La question de la fraude fiscale sous l’angle psychologique actuelle
Directrice adjoint des impôts de Côte d’Ivoire, Bamba Maférima M’Bahia vient de soutenir avec brio une thèse unique intitulée : « traits de personnalité et comportements de fraude fiscale : une approche expérimentale”. La thèse soutenue à l’UFR des Sciences Economiques et Développement d’Abidjan pose une problématique mondiale. Ainsi, aux USA, le Sénat estime à 100 milliards de dollars par an le manque à gagner imputable à l’évasion et à la fraude fiscale. Dans un grand nombre de pays d’Europe et d’Afrique, les recettes perdues se chiffrent en milliards d’euros.
En Côte d’ivoire, selon les informations de la DGI, l’on estime le montant de la fraude fiscale entre 100 et 150 milliards de FCFA chaque année, détaille Bamba Maférima M’Bahia, qui passe en revue les moyens utilisés par différents pays pour y remédier. « L’originalité de notre recherche tient à la prise en compte des facteurs psychologiques comme le sentiment d’équité, d’intégrité et d’éthique, en plus des variables traditionnellement utilisés et surtout au recours de la méthode des scénarios pour expliquer les comportements de fraude fiscale. La littérature économique montre que les variables tels que la sensibilité à l’équité et à l’égalité ont des corrélations avec les comportements fiscaux.

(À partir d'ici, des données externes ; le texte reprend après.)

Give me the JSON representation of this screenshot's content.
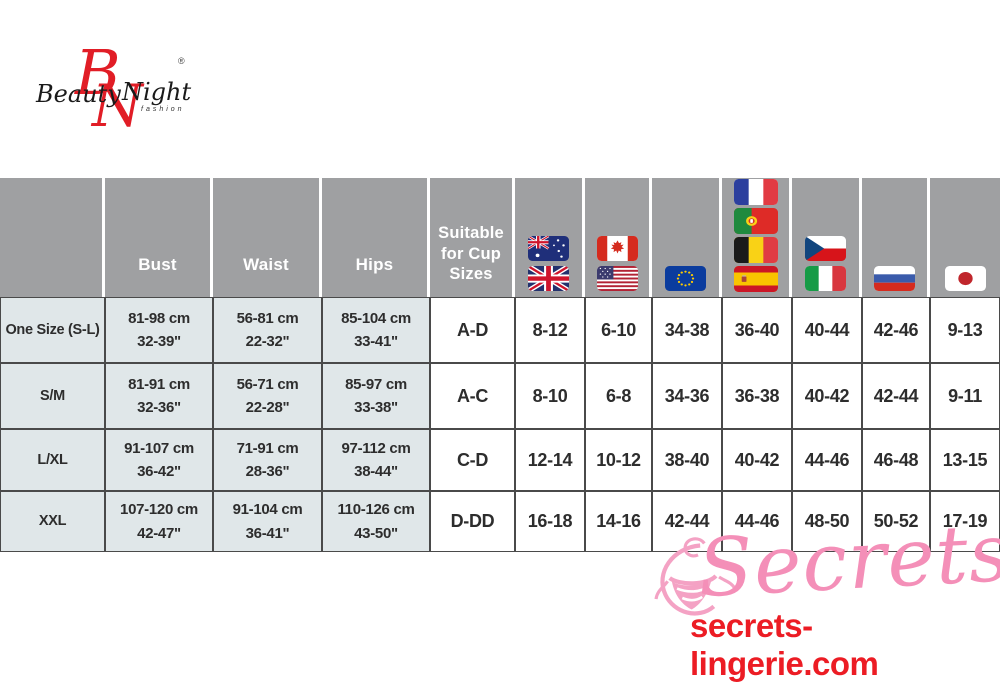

Les travaux de FALKINGER (1988), SPICER et BECKER (1980) mettent en exergue l’importance du sentiment d’équité ou d’iniquité sur les agissements des individus, rappelle Bamba Maférima M’Bahia, qui émet quand même des préalables dans l’approche psychologique. “Nos résultats montrent que le sentiment d’équité contribue à limiter les comportements de fraude seulement dans un contexte de forte probabilité de dénonciation. Nos résultats remettent en cause la plupart de ces travaux”. Et madame M’Bahia d’appeler dans ses conclusions la Direction Générale des Impôts (DGI) à changer de paradigme en allant vers un système de profilage des contribuables et d’analyse approfondie prospective et multidimensionnelle par rapport aux solutions basées uniquement sur des relents de techniques de contrôle. Cette recherche va permettre à l’Administration fiscale de mettre en place une cartographie des risques liés aux traits de personnalité des contribuables pour mieux les catégoriser et les gérer en vue d’élargir l’assiette fiscale en réduisant les coûts des contrôles fiscaux. Bamba Maférima M’Bahia invite également l’administration fiscale à instaurer un pacte de confiance entre elle et les contribuables ce qui pourrait stimuler l’intégrité du contribuable et son consentement à payer librement ses impôts. En fait, cette approche psychologique constitue certainement une voie nouvelle dans une Afrique où l’assiette fiscale est des plus faibles.
A noter que Bamba Maférima M’Bahia a obtenu la mention très honorable avec les félicitations du jury, lors de la soutenance, jeudi 28 janvier 2021, à l’Université Alassane Ouattara de Bouaké au sein de l’Ecole doctorale d’économie et de gestion de l’UFR des Sciences économiques et de développement.